LONDON (Reuters) - European shares slid on Thursday as a flurry of uninspiring earnings updates from retailer Carrefour and advertiser WPP kept the mood downbeat, while broader jitters over tightening monetary policy spilled over into a new month.
Results were squarely in focus, with shares in French supermarket Carrefour (CARR.PA) dropping 6 percent after the group cut its dividend and gave a cautious 2018 profit outlook.
Many retailers have struggled in the face of Amazon’s rise and the need to adapt to a tech-led world.
“If you’re looking at companies like Amazon which are hoovering up market share ... you have seen some weaker performers,” Jasper Reimers, senior analyst at Vertex Capital Group, said.
“On the whole, I would say it certainly hasn’t been a bad (European) earnings season at all.”
Plans by fast-fashion company Zalando (ZALG.DE) to expand into two new markets were not met well by the market, with its shares also falling 6.1 percent as investors assessed the impact of such heavy investment.

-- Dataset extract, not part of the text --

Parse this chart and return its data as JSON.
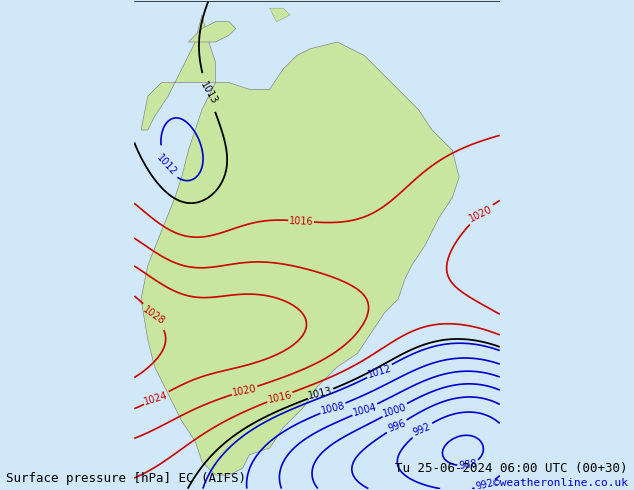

Elsewhere, Britain’s Carpetright (CPRC.L) slumped nearly 22 percent after saying that it was in talks with lenders about shoring up its balance sheet, following a profit warning at the end of January.
Advertiser WPP’s (WPP.L) shares dropped 8.2 percent after it said that it would simplify its structure after posting its worst performance since the financial crisis as consumer goods firms cut their spending on advertising.
On the positive side, shares in beer giant Anheuser-Busch InBev (ABI.BR) jumped 2.2 percent after its fourth quarter profit beat expectations thanks to a rebound in Brazil and savings from its 2016 purchase of SABMiller.
More broadly, equity markets continue to be dogged by concerns over higher bond yields, rising inflation and the potential for higher interest rates in the United States.
These worries were reignited on Tuesday when new Federal Reserve chief Jerome Powell struck a bullish tone on the strength of the economy.
Powell spoke again on Thursday, saying however there was no evidence that the U.S. economy was overheating. His comments helped Wall Street pare initial losses but had little impact in Europe.